Today, it remains incontrovertible that the best universities abroad thrive on grants and donations. And so, funding of universities in Nigeria can be improved upon if Nigerians change their attitude about giving. The funding of education cannot and should not be left to government alone”.

He added: “The time to act is now, that we can through donations, gifts and endowments change the face of education in Nigeria. If universities have to rely on grants, endowments and other kinds of gifts, then the societies in which they exist must imbibe the culture of Philanthropy. This culture of philanthropy is unfortunately insufficiently practiced in Nigeria. This failure to imbibe a culture of philanthropy is a threat and challenge to funding of educational institutions.

“Government should let Nigerians know that they cannot be bearing children and donate them to government to educate. Besides, government itself should change its attitude towards the funding of education. It must make deliberate efforts to comply with UNESCO’s recommendation of devoting 26% of the country’s yearly budget allocation to education. In addition, governments at all levels should stop deceiving the people about offering them free education which no government has been able to do after the late Chief Obafemi Awolowo, SAN, who devoted as much as 52% of the resources of the then Western Region to successfully prosecute Free Education in that Region.

“…the change we need is not about corruption only. We need change about giving, about endowment, about institution of Professorial Chairs in our universities. Our case should not be different from what obtains in other parts of the world. My plea to you is that you should use your good offices to impress it on the government to increase the annual budgetary allocation to education while there should be more financial commitment on the part of the generality of the people, particularly the well-to-do in the society”.

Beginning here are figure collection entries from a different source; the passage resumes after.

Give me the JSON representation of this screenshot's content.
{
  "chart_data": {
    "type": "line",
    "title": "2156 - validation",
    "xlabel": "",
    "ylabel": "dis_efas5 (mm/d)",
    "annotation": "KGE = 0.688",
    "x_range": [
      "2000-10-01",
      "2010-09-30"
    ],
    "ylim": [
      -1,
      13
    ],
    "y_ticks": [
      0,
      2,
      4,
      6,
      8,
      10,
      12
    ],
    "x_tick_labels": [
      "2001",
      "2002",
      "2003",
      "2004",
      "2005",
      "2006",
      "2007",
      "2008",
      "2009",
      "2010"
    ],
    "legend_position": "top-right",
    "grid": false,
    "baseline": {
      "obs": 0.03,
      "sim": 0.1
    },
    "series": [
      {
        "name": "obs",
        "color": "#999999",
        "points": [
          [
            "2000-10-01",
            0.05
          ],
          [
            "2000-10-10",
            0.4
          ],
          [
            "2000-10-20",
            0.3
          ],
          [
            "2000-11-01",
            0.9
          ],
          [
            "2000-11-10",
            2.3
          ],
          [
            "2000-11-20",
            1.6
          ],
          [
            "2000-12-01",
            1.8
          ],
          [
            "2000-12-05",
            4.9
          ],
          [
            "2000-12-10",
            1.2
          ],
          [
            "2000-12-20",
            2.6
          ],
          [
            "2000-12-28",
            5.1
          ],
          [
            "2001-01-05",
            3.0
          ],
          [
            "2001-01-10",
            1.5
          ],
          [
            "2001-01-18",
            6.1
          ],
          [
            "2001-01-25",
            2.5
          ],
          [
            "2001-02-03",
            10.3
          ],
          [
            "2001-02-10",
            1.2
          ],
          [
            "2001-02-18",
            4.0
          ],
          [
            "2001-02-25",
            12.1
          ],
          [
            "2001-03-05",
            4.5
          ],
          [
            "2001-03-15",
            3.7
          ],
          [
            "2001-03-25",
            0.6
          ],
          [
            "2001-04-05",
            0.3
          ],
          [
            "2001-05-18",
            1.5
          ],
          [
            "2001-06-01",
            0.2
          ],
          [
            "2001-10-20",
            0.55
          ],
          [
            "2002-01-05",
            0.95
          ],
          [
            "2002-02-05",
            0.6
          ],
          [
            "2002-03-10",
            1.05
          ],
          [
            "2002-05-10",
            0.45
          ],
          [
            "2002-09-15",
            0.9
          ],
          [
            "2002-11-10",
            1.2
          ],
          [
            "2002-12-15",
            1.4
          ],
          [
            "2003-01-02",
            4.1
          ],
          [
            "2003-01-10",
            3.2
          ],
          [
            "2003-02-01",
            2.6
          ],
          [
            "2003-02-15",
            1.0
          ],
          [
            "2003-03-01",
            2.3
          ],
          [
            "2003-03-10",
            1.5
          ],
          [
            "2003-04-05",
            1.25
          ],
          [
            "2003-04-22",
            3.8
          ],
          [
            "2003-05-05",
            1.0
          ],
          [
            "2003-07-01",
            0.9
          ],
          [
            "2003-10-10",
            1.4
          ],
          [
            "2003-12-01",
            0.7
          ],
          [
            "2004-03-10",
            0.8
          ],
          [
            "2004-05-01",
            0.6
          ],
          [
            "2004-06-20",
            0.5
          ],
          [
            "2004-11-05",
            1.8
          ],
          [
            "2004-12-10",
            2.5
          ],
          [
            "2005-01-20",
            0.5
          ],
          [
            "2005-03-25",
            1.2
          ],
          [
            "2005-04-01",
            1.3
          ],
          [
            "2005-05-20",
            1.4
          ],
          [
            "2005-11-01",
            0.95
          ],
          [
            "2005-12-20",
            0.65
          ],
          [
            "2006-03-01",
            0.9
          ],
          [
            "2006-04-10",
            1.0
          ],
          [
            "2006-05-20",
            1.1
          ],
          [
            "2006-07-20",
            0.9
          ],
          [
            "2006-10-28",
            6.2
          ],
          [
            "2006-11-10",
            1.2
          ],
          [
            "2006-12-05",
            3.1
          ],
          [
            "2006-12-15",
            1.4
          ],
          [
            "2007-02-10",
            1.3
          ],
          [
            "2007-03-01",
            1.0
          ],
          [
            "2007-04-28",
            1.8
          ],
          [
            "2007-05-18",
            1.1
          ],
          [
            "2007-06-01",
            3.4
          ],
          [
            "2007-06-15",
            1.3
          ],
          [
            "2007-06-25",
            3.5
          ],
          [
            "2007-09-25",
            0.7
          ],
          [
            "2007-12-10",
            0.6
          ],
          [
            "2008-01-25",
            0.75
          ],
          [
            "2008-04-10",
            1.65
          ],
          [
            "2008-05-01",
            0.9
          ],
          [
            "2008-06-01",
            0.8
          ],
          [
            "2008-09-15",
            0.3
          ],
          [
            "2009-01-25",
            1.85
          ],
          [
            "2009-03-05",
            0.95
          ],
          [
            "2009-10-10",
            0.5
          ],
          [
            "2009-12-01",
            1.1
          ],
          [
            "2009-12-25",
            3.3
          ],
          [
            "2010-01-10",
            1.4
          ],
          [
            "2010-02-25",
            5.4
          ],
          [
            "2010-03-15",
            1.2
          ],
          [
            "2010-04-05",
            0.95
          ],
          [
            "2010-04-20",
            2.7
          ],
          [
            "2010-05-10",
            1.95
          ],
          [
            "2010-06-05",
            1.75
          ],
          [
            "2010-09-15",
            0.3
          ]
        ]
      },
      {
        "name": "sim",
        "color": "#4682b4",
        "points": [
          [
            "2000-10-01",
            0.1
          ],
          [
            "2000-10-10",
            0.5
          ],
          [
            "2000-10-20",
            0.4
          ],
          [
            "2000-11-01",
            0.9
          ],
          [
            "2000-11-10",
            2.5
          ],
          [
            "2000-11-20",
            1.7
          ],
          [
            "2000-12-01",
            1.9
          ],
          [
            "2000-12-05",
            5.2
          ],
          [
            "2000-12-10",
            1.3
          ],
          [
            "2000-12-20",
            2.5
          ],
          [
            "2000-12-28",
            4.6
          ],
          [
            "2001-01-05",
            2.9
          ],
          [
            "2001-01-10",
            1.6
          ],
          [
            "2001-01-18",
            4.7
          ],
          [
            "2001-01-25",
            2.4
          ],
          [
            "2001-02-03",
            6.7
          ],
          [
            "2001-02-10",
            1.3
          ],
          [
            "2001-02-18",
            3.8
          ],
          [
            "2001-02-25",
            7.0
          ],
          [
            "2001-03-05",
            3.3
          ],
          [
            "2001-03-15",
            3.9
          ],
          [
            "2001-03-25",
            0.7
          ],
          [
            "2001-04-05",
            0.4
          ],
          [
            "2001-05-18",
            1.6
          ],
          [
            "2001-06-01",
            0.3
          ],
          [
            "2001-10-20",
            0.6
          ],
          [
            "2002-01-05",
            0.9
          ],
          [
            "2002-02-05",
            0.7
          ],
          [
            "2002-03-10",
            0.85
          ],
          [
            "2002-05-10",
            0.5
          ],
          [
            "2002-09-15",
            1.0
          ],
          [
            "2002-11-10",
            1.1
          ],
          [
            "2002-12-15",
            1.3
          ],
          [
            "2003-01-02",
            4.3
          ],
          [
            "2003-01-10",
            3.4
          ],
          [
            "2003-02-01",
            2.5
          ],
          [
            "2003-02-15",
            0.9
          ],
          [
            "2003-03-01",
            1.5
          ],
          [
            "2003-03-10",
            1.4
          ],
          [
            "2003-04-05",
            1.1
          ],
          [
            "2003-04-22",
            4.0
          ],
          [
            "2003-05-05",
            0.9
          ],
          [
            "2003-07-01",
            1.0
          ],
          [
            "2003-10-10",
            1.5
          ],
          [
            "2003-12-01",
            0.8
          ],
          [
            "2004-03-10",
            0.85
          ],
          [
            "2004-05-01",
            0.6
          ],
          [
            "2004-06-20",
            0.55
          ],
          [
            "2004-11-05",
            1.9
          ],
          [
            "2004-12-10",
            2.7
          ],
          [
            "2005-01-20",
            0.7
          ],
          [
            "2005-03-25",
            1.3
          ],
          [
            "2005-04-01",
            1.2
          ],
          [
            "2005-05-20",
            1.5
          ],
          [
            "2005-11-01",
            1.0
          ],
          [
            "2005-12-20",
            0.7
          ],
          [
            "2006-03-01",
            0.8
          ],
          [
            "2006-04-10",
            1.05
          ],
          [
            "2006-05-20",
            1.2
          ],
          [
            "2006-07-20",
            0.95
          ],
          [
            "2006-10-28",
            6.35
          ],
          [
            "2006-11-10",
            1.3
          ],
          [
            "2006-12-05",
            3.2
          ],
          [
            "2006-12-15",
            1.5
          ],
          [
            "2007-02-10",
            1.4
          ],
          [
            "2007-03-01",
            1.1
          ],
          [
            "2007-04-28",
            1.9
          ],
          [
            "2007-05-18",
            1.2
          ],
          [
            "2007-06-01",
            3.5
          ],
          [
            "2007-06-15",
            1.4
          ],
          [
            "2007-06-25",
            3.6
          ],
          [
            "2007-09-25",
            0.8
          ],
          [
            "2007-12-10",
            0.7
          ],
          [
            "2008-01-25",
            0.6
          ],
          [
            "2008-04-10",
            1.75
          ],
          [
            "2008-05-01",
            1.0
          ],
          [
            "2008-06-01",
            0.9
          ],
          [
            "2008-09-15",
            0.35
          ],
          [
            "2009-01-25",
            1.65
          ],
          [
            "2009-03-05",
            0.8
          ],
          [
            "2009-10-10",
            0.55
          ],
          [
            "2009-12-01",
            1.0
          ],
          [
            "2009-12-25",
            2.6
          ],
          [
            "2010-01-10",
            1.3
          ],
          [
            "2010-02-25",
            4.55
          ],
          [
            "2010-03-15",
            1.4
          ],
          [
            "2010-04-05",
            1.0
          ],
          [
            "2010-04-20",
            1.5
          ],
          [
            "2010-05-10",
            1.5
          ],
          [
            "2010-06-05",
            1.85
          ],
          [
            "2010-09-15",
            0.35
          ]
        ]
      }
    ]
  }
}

He advised the new NUC helmsman to look into the issue of quality of teachers and their training and make it compulsory for university teachers to have the requisite training and be certified as teachers before they are allowed to teach, stressing that mere possession of a Ph. D is certainly not enough qualification for teaching in Nigeria’s universities.

“You should also address the issue of teachers who parade fake certificates. They should not be allowed to cheat the society by eloping to another university after they have been detected in another”.

On TETFUND facilities from which private universities which been curiously and undeservedly excluded, he said the time has come for NUC to make it transparently and unambiguously clear that Private Universities are non-profit entities limited by guarantee and clearly distinct from Limited Liability Companies where shareholders share money at the end of every business year and therefore should be made to benefit from TETFUND.

According to him, any Private University which operates on its permanent site with a minimum of 20 of its academic programmes accredited by the NUC and has also commenced its Postgraduate studies should have an unfettered access to TETFUND facilities.

There must be more, and several more of these Summits to jaw-jaw on the way forward in different areas of our national life for there lies the much desired change, peace and harmony in the land. We cannot and we must not shy away from that stark reality.